Bewegung bei den Parteien

Parteienforscher werden nun die Bewegungen bei den Parteien unter die Lupe nehmen. Die Republikaner (GOP) stehen vor ungewissen Zeiten. Die Alte Koalition aus unternehmensfreundlicher Politik, Freihandel und Konservatismus in sozialen Fragen steht auf dem Prüfstand. Was dies für die Karrieren der jüngeren Politiker, etwa des Sprechers des Abgeordnetenhauses Paul Ryan bedeutet, wird man abwarten.

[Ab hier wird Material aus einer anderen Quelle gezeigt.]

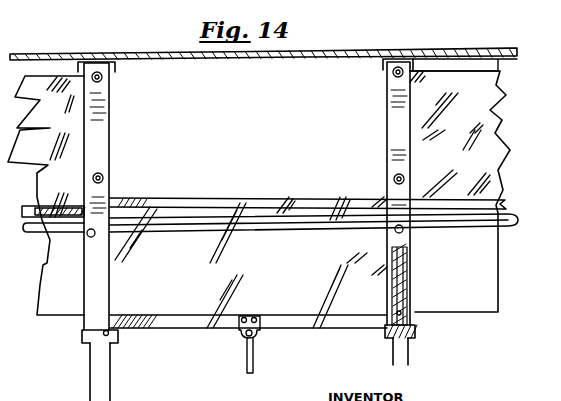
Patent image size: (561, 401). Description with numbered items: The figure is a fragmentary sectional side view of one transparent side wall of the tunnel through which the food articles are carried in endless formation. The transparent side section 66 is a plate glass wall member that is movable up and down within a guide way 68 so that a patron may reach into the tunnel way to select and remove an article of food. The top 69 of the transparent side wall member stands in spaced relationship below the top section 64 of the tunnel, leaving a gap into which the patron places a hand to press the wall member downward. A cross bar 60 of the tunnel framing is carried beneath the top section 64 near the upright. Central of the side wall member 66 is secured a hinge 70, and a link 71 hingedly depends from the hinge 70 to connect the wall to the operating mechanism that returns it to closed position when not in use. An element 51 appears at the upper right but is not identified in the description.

The panel board 51 is at (448, 63).
The cross bar 60 is at (413, 50).
The top section 64 is at (304, 53).
The side section 66 is at (88, 133).
The guide way 68 is at (103, 155).
The top of transparent side wall member 69 is at (436, 64).
The hinge 70 is at (240, 331).
The link 71 is at (255, 352).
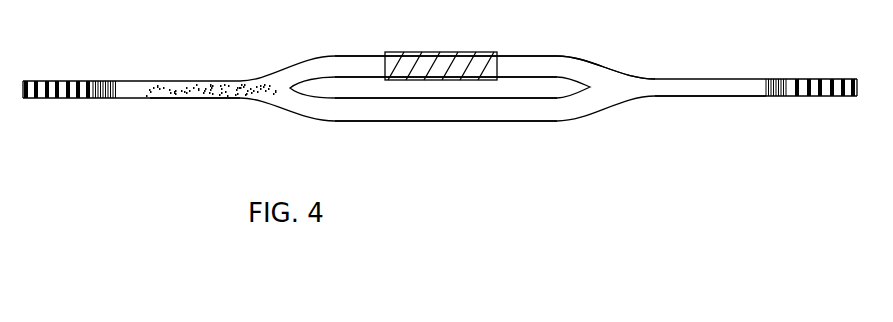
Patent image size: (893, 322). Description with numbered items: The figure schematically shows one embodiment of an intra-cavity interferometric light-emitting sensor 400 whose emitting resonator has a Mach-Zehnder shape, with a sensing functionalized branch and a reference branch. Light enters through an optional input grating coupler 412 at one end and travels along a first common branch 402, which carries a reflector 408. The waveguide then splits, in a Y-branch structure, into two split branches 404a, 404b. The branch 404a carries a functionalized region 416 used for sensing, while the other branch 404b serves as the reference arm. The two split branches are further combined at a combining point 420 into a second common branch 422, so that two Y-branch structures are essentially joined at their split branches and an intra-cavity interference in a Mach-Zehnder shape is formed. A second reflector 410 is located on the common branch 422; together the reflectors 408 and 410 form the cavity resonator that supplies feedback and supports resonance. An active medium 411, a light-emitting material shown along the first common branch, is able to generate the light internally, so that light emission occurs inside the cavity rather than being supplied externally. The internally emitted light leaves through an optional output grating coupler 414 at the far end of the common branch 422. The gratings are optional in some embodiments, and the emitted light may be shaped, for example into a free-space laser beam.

The light-emitting sensor 400 is at (630, 275).
The first common branch 402 is at (174, 84).
The split branch 404a is at (535, 62).
The split branch 404b is at (514, 121).
The reflector 408 is at (104, 99).
The reflector 410 is at (780, 78).
The active medium 411 is at (222, 100).
The input grating coupler 412 is at (44, 81).
The output grating coupler 414 is at (846, 97).
The functionalized region 416 is at (443, 54).
The combining point 420 is at (618, 78).
The second common branch 422 is at (720, 88).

Nach acht Jahren der Regierung Barack Obamas müssen auch die Demokraten einen Neuanfang mit neuem Personal suchen. Die Führung im Kongress ist mit Nancy Pelosi und Stan Hoyer zu alt, um das zukünftige Gesicht der Partei zu sein. Auf Gouverneursebene gibt es wenige, die sich hervorgetan und nationales Ansehen gewonnen haben. Auch im Senat gibt es wenige bekannte Gesichter. Ob der Kandidat fürs Amt des Vizepräsidenten, Senator Tim Kaine, der innerparteilichen Diskussion den Stempel aufdrücken kann, muss man sehen. Insofern ist diese Wahl nicht nur für die Bevölkerung und die Partner der USA eine Zäsur, sondern auch für die Politikklasse der USA.